College-age youth are organizing across the country, recognizing that the same ideas behind the much-hated No Child Left Behind are being pushed on higher education. They see the Obama administration focusing on measurable outcomes like graduation rates without addressing the deeper issues of funding, tuition, debt, adjunct professors and access.
Students at Cooper Union in New York City continue their struggle to bring the school back to its hundred-year mission of free education for all. They’ve formed a working group to study an alternative solution rather than charging tuition, and the Reverend Billy is giving them a hand. The value of free education to society is far-reaching, as this student writes, because it makes education possible for those who have a deep desire to learn but lack the funds to pay for it.
Several schools saw the year start with protests against the twin evils of corporatism and militarism. In Ontario, students attended an orientation event to bring the entering class’ attention to issues affecting students. They were removed despite the fact that plenty of groups marketing goods to the students were allowed to stay. At CUNY, students and faculty greeted their new faculty member, General Petraeus, with protest. Petraeus was offered a salary of $200,000 to teach one three-hour class a week – a real slap to the hard-working adjunct professors. And this week, the University of Denver gave former President G. W. Bush a Global Service Award although thousands from the university signed a petition opposing his nomination. A protest was held outside the hotel where the award ceremony took place.
Militarism has infected many academic institutions, and is pervasive throughout our society. Stopping our endless wars will require a culture shift that values and celebrates those who empower our society such as youth and teachers rather than glorifying those who kill for corporate profit as the military does. One place to start is by organizing in schools against militarism and military recruitment. Here is a counter-recruitment kit that provides tools to show the reality of the military culture.

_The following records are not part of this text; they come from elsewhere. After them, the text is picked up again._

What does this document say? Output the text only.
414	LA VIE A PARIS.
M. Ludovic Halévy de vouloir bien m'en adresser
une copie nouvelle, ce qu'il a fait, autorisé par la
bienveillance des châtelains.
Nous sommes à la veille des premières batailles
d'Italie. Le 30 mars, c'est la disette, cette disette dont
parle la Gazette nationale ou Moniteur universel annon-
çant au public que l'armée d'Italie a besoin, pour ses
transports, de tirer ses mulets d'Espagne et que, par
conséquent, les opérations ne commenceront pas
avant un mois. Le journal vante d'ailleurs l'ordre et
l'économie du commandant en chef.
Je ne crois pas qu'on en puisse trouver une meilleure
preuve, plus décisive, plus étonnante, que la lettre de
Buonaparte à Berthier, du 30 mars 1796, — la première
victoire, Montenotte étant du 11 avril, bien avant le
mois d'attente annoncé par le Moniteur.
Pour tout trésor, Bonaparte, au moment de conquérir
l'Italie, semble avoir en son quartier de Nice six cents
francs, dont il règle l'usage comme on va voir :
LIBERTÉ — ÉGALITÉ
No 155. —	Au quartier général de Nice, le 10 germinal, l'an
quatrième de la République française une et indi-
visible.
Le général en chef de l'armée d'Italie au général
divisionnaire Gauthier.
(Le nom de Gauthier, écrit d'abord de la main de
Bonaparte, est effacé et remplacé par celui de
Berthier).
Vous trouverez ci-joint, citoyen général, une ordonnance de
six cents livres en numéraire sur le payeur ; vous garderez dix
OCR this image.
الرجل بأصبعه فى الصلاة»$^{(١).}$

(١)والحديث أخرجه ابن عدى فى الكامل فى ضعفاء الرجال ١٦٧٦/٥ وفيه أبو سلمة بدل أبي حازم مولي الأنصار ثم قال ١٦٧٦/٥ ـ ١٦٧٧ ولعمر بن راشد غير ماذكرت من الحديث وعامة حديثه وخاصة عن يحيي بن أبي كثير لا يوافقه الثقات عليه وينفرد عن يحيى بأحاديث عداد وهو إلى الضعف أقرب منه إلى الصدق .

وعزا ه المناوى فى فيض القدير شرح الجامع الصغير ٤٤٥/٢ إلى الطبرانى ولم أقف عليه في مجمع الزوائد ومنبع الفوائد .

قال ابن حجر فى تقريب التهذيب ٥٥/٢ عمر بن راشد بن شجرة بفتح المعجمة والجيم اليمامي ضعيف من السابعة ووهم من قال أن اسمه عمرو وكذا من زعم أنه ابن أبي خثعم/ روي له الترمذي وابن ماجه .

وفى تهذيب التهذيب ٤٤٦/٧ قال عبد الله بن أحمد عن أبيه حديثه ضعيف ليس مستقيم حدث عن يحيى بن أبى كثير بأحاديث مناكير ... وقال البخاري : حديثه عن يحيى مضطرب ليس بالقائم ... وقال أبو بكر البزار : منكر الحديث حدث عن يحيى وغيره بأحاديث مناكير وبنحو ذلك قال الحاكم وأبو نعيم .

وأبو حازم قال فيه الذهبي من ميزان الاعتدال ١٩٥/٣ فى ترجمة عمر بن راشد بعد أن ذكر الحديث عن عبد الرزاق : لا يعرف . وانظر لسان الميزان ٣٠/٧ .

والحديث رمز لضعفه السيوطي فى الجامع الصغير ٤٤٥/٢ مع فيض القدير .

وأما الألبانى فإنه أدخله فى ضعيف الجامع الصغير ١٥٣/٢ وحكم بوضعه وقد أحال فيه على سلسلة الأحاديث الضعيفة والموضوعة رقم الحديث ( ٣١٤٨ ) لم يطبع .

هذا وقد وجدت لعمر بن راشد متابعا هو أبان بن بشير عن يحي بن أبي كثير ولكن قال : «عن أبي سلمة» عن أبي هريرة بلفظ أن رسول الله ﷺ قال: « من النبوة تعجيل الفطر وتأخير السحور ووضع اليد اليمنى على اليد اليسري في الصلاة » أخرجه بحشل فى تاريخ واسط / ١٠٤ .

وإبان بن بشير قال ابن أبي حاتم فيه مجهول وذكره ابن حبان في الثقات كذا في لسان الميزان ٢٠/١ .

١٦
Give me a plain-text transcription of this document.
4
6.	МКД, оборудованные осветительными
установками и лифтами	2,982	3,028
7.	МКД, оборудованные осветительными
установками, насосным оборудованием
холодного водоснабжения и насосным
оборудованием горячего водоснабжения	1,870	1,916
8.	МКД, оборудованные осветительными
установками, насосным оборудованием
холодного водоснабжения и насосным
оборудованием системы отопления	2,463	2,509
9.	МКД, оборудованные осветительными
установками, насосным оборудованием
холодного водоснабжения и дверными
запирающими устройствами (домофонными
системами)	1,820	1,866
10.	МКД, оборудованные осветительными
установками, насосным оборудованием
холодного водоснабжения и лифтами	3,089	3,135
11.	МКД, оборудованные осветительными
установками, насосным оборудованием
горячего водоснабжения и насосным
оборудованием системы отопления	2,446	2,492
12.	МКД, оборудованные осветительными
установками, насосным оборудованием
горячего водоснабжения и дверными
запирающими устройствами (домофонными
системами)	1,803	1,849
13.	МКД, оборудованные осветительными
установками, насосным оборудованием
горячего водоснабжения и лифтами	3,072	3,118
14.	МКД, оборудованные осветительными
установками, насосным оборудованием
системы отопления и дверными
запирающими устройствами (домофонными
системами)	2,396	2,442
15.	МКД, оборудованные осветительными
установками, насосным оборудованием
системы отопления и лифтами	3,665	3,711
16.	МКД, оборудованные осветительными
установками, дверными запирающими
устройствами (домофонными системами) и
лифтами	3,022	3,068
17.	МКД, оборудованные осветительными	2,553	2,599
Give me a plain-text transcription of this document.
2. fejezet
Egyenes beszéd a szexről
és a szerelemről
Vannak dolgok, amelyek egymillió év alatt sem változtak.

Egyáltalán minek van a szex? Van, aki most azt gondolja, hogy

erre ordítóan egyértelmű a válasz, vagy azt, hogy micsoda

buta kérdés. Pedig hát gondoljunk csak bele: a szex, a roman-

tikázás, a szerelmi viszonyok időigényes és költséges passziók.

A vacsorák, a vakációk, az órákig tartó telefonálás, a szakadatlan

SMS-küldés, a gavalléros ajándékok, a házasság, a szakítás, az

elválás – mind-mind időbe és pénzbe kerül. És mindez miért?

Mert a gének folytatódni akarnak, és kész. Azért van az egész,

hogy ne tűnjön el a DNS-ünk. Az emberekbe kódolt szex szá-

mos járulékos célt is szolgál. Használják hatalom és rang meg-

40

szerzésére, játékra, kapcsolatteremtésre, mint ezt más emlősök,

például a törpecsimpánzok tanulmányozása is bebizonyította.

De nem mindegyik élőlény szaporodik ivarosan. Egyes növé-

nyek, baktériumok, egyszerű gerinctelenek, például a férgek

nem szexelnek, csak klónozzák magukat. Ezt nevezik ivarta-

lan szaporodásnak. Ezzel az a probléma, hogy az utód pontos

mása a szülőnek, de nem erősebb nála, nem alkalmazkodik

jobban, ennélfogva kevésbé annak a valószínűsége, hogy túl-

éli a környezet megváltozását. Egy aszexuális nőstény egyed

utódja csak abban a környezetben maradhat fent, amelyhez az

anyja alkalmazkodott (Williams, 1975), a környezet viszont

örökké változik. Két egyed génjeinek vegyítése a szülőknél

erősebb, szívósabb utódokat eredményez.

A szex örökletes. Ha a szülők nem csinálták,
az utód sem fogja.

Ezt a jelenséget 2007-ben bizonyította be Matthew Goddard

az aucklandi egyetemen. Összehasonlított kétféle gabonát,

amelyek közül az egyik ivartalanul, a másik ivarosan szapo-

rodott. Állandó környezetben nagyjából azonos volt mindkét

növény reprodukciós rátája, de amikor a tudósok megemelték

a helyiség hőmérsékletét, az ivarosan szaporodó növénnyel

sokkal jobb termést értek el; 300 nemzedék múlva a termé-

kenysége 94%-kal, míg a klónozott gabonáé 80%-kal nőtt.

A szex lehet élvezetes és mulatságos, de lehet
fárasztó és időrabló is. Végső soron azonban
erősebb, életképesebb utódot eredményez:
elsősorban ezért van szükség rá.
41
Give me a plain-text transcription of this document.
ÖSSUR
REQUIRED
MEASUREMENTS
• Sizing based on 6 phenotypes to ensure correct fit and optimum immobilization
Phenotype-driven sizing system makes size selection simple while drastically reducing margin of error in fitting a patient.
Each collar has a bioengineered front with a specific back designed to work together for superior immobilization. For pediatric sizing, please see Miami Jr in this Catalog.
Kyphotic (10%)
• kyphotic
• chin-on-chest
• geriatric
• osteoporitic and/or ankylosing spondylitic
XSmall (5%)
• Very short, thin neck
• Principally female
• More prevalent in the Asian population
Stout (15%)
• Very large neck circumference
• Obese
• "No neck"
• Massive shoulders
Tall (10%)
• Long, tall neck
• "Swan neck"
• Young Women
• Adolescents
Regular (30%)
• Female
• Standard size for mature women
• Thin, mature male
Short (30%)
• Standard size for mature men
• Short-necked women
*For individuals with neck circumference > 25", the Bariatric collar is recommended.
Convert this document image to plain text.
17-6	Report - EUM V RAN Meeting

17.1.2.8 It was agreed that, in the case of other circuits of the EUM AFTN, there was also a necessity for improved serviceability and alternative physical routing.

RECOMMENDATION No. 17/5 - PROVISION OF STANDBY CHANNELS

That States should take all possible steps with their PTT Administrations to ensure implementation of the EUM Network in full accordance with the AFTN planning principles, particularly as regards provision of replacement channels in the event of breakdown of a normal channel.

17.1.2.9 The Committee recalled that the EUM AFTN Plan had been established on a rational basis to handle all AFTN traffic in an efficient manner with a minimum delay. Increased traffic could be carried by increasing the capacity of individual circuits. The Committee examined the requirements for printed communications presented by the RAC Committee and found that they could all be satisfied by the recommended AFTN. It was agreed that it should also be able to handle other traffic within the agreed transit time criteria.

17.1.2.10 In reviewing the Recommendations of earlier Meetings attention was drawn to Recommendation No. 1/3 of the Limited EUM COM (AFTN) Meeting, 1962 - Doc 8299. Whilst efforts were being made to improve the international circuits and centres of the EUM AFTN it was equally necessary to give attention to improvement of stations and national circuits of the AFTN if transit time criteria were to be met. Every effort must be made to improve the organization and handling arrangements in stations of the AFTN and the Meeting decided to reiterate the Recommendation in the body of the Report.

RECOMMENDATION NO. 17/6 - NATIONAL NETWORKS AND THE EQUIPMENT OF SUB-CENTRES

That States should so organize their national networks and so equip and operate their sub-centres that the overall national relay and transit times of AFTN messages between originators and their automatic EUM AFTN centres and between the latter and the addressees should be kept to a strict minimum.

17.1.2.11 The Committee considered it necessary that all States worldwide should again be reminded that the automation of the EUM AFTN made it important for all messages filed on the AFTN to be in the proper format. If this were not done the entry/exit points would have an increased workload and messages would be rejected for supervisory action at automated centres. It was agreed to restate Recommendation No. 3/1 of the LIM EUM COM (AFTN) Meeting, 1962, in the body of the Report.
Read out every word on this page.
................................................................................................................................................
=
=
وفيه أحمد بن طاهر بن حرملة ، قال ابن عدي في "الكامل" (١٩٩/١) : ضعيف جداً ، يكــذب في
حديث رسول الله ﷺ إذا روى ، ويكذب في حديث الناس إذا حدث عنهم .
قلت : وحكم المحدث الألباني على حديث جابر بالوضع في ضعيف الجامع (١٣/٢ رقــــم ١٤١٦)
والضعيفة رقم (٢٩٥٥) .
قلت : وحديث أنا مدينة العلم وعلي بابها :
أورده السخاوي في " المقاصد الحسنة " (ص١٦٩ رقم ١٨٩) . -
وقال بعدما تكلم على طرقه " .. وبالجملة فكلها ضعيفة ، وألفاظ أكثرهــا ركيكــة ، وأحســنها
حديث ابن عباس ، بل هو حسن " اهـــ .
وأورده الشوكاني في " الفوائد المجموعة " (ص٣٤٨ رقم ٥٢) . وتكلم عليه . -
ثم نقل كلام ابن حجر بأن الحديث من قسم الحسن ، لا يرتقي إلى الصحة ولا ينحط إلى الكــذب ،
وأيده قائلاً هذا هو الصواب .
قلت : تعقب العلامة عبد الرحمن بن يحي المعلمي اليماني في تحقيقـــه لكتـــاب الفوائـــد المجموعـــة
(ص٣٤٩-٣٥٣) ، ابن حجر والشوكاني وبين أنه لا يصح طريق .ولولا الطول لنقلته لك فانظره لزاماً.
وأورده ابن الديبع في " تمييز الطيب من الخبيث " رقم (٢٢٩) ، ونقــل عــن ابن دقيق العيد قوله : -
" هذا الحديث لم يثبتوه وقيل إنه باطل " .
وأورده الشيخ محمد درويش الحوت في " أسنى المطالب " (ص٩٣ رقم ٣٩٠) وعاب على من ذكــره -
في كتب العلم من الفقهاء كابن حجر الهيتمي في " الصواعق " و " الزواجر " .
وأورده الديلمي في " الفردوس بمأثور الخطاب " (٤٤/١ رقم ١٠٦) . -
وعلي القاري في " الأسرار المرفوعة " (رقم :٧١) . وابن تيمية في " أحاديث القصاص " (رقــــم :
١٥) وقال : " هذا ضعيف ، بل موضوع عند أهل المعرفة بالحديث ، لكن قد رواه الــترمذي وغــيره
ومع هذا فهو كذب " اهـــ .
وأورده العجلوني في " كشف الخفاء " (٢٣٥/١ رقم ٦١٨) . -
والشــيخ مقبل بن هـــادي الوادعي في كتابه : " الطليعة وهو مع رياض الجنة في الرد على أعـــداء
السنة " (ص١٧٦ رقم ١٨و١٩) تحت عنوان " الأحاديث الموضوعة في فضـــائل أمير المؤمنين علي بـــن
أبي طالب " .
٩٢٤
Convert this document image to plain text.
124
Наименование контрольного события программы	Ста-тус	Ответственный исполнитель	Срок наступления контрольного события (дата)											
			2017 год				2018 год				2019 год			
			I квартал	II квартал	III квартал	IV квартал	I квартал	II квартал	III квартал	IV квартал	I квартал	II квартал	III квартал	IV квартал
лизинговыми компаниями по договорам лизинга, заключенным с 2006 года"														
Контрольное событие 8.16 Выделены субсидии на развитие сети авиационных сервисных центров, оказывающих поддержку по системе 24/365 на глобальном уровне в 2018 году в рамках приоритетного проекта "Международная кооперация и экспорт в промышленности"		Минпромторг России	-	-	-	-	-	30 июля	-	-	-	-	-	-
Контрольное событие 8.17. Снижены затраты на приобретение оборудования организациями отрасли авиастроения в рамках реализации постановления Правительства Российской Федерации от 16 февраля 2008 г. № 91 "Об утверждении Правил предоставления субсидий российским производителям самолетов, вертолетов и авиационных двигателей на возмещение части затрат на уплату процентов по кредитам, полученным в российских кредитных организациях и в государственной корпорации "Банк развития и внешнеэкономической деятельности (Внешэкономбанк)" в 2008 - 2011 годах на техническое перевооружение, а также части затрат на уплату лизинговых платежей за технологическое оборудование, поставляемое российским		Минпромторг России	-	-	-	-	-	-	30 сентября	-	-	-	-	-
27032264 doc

As usual, there is a lot going on in the resistance movement around the United States and globally. If you visit PopularResistance.org and look at the first few pages of stories, you will get a good sense of the strong work being done by many different groups on continuing the fight for justice for Chelsea Manning, to protecting the environment from extreme energy extraction and toxic pollution; and battles for worker rights and ending the injustice of Guantanamo.
It really feels like we are at a turning point. As Medea Benjamin said in this week’s Resistance Report with Acronym TV, “People from many backgrounds came together to stop a war.” It is getting harder to fool the public. Our eyes are open.